Pour donner un vernis démocratique à la volonté d'imposer son projet Zapatayrault lance des concertations tout azimut.
Nous prenons connaissance dans la presse des positions des CCI de Bretagne et de celles des Pays de Loire.
Il est vrai que le cimetière économique et industriel qui jalonne leurs pérégrinations les qualifie pour donner un avis d'avenir pour les deux régions.
Le vieux militant qui a donné sa première carte syndicale à La Canaille disait : "quand un projet est défendu bec et ongle par le taulier il est urgent de regarder comment s'y opposer. Le pourquoi qu'il cache apparaît très vite dans ses arguments.
Il n'avait pas tord l'ancien .

La Preuve :
Notre-Dame-des-Landes. « Voulons-nous la croissance ? »

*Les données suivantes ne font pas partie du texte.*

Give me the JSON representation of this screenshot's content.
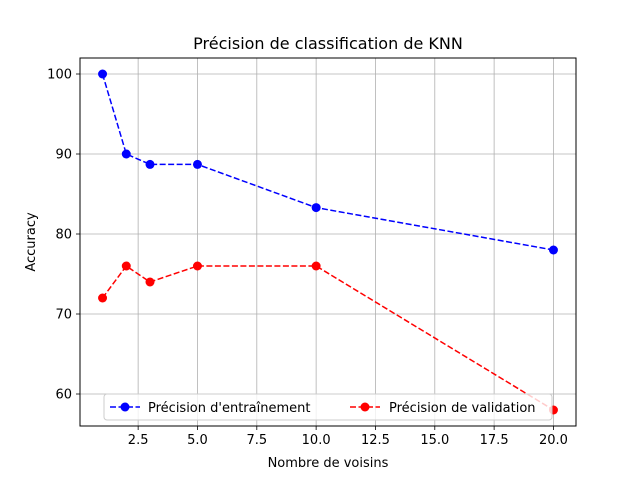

14 mars 2013 - Réagir à cet article
Les présidents des CCI de Bretagne et des Pays-de-la-Loire ont été entendus, hier, à Nantes, par la « commission de dialogue ». Ils ont plaidé en faveur de l'aéroport de Notre-Dame-des- Landes
(44). Questions à Alain Daher, président de la chambre consulaire bretonne.

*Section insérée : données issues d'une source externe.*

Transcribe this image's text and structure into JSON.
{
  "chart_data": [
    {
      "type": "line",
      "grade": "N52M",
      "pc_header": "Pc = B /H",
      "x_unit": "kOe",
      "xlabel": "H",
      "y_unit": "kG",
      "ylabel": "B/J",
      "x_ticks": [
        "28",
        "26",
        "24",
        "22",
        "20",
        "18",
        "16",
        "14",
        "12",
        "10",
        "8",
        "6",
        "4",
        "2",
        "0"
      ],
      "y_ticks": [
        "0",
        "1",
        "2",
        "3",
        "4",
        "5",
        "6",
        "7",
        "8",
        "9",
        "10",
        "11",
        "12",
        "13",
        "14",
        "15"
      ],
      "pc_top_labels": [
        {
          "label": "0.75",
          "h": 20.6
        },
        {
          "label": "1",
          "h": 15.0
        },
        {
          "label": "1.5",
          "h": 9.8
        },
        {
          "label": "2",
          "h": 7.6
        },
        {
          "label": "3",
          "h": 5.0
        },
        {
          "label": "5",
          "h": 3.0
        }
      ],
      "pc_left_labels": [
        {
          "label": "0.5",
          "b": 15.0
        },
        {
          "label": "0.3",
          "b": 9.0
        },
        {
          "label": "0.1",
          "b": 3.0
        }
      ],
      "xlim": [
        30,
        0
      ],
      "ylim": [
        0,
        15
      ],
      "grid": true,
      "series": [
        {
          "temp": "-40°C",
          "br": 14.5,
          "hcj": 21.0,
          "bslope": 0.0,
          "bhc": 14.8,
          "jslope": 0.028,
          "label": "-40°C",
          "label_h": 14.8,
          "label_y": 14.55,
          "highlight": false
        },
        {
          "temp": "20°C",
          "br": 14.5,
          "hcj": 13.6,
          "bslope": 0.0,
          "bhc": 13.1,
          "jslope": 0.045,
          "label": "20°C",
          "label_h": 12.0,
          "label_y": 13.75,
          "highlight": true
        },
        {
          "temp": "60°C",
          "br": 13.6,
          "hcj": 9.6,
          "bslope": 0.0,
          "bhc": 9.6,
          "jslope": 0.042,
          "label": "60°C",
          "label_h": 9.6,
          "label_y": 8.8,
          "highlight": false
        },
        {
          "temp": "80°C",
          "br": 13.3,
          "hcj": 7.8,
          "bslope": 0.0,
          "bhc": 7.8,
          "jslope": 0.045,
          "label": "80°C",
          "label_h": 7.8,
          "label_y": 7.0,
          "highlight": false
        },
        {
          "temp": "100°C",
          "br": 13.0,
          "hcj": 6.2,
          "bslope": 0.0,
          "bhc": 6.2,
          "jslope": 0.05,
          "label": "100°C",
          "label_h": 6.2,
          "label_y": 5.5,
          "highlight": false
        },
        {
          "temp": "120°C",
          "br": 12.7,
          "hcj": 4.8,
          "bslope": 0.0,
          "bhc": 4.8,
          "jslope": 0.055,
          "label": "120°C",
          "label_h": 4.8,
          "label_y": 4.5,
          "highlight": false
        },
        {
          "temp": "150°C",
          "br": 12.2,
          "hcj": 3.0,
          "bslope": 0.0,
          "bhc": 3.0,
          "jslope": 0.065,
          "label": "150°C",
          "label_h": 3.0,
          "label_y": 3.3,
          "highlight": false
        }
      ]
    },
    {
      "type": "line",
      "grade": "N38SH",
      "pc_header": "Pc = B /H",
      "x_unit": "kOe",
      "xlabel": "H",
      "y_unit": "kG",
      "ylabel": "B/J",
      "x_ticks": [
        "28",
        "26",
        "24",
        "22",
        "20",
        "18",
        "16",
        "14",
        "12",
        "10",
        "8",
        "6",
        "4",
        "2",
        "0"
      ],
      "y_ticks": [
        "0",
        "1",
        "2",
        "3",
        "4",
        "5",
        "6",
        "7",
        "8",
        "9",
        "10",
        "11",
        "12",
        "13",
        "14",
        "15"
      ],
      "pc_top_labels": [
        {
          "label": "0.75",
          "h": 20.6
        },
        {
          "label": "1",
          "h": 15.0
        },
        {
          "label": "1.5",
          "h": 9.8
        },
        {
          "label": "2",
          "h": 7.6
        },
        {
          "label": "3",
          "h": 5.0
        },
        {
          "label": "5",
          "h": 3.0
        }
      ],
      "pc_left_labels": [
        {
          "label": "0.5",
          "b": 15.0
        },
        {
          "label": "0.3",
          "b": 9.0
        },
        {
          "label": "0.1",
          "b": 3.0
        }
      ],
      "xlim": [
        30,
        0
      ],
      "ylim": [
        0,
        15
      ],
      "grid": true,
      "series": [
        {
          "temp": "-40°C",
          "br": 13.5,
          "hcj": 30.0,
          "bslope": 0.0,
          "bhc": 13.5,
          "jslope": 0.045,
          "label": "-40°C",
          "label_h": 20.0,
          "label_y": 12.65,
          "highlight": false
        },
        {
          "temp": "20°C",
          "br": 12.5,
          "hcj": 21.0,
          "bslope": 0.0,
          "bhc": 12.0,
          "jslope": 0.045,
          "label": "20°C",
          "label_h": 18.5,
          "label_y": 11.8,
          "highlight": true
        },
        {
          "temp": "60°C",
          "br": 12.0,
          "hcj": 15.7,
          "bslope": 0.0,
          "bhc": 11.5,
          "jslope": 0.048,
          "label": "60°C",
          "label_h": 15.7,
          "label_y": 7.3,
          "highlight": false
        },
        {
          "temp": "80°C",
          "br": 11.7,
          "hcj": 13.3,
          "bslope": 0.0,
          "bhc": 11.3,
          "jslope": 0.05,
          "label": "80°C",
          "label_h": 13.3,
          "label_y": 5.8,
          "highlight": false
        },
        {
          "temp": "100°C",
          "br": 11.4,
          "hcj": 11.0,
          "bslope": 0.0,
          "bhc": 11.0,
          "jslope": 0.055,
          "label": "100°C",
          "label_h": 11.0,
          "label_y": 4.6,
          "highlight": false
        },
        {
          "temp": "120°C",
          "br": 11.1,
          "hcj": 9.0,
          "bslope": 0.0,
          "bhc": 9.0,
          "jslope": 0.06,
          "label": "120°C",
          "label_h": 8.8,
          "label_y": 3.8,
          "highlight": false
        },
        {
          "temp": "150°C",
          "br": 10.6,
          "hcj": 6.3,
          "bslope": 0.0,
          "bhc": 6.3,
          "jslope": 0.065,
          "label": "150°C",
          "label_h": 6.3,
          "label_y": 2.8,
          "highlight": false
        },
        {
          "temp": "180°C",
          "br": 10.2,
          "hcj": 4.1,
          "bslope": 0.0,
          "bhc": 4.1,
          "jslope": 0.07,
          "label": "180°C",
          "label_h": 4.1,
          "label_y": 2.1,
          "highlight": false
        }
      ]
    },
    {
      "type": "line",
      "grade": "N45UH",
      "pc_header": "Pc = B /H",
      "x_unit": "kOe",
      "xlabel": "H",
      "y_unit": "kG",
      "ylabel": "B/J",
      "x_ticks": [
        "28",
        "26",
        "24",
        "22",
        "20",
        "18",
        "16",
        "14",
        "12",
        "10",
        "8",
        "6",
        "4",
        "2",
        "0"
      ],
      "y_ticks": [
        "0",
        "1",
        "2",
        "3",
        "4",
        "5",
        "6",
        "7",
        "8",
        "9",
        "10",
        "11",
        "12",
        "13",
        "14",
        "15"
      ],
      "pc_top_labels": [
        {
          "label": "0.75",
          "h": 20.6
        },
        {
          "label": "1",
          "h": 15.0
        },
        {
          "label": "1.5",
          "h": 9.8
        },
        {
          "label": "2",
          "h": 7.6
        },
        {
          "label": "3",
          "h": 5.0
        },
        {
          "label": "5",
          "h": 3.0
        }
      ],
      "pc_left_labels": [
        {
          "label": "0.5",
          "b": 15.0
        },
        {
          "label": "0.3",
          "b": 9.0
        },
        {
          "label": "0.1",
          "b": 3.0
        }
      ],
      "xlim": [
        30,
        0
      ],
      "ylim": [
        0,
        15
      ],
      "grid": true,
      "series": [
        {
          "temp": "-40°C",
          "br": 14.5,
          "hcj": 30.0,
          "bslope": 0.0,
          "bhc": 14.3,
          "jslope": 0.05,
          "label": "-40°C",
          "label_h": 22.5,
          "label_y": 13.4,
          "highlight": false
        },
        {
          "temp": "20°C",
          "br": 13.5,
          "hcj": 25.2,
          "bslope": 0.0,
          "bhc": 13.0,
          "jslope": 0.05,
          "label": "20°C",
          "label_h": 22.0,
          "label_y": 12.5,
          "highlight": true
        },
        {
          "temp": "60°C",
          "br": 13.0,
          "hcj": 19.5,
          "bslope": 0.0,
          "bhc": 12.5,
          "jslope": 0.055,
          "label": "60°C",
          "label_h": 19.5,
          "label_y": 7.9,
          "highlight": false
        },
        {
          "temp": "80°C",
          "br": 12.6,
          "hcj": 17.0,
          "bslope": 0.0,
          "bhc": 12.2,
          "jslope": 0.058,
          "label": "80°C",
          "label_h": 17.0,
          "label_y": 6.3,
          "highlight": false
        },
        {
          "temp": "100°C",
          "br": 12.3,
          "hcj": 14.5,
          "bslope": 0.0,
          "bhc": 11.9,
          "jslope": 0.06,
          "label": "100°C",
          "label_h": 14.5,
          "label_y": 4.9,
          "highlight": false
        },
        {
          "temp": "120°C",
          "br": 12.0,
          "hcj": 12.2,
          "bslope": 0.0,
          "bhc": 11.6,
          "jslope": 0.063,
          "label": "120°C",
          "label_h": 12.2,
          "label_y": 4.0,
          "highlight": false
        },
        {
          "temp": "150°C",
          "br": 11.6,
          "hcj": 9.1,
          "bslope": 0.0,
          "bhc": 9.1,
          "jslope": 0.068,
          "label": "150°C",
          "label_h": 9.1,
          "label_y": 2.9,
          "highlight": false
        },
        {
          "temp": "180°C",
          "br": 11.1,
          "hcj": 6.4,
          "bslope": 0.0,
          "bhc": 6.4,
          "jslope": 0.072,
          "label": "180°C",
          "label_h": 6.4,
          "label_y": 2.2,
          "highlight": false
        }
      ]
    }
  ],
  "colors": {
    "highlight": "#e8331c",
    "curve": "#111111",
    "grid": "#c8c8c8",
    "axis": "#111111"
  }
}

Selon une information de début de semaine qu'il a aussitôt démentie, le président de la commission aurait exprimé des
doutes sur l'intérêt économique du projet. Cela vous inquiète-t-il ?

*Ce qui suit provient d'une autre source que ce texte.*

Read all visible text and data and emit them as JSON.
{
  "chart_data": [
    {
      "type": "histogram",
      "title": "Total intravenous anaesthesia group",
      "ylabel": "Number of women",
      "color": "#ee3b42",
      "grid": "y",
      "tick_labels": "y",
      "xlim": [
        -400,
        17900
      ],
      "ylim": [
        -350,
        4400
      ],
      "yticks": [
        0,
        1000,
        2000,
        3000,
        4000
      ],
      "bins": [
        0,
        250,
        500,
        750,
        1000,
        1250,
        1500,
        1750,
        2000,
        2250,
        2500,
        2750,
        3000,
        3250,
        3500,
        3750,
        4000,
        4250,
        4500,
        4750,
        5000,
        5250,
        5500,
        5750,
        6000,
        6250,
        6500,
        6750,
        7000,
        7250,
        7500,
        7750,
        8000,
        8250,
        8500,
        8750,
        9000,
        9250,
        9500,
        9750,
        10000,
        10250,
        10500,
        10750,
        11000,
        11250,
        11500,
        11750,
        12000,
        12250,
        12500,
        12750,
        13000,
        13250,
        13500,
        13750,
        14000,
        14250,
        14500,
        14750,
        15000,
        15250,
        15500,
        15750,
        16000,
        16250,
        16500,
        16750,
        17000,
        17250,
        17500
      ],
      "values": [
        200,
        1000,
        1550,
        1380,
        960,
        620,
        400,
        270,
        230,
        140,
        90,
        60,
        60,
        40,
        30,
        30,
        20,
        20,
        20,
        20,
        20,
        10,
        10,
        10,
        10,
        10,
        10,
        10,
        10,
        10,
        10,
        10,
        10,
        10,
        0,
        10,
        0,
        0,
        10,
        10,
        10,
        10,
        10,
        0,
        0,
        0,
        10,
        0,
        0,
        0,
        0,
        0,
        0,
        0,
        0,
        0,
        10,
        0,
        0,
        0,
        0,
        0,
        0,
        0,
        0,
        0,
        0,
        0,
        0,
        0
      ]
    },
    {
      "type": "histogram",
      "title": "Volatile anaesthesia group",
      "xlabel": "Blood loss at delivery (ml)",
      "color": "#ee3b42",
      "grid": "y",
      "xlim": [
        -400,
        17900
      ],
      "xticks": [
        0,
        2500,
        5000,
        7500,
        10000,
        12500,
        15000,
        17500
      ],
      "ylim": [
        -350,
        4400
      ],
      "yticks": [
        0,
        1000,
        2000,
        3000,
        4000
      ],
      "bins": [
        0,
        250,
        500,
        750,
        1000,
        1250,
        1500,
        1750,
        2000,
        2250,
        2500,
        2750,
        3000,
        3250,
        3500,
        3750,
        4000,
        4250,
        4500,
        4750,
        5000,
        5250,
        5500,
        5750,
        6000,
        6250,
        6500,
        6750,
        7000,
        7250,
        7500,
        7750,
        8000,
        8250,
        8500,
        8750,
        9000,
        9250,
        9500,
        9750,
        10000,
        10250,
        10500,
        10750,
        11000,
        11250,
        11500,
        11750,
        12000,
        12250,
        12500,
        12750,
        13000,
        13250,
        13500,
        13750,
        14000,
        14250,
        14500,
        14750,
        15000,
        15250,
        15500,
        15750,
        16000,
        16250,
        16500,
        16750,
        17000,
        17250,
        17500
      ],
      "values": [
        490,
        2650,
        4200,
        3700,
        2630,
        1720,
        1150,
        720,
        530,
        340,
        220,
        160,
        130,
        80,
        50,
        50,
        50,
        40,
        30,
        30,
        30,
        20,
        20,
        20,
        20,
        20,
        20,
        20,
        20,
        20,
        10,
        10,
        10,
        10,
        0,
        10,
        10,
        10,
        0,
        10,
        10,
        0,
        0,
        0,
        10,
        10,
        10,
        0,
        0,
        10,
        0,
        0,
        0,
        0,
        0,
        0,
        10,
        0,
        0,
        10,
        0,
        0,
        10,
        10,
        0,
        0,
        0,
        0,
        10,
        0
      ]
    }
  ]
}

Non, pas du tout. Claude Chéreau a été très clair en précisant que ses incertitudes portaient sur les éléments établissant la réalité des retombées économiques
escomptées. Si elles peuvent être estimées, ces retombées sont naturellement impossibles à chiffrer avec exactitude. En revanche, nous savons évaluer assez précisément ce qu'un renoncement à
l'aéroport de Notre-Dame-des-Landes
coûterait à l'activité de nos deux régions. Nous avons construit un dossier en ce sens afin de convaincre la commission.
Quelles sont les principales raisons de votre soutien au transfert de l'aéroport de Nantes ?
Le dynamisme démographique de la Bretagne et des Pays-de-la-Loire, leur croissance supérieure à la moyenne, leur attractivité touristique, le nécessaire
développement des entreprises à l'international, tous ces atouts ne peuvent qu'être affaiblis par l'insuffisance de liaisons dont l'Ouest souffre aujourd'hui. L'aéroport de Brest va continuer à se développer mais
Nantes-Atlantique approche de la saturation plus vite que prévu et Nantes est déjà aujourd'hui la moins bien desservie des grandes métropoles régionales. Or, la qualité des liaisons
internationales est le quatrièmefacteur d'attractivité d'un territoire pour y implanter une activité. Surtout dans des régions périphériques comme les nôtres, de plus en plus pénalisées par le
déplacement vers l'est du coeur économique européen.
Avec le président ligérien Bruno Hug de Larauze, vous avez cosigné une motion invitant fermement l'État à respecter les
lois de la République. C'est une interpellation publique inhabituelle de la part d'institutions consulaires.
Oui mais il convient quand même de rappeler que ce projet de transfert a franchi toutes les étapes réglementaires du droit français, qu'il a été porté par toutes
les instances politiques démocratiquement élues, qu'il est soutenu par la quasi-totalité des 250.000 chefs d'entreprise des deux régions. L'impact économique est trop stratégique pour qu'il soit
l'otage de quelques groupuscules altermondialistes très habiles en matière de communication, et par quelques élus changeants ou en mal de notoriété. Voulons-nous la croissance ou la décroissance
? Le véritable enjeu est là.
Les membres de la commission vous ont-ils paru convaincus par votre argumentaire ?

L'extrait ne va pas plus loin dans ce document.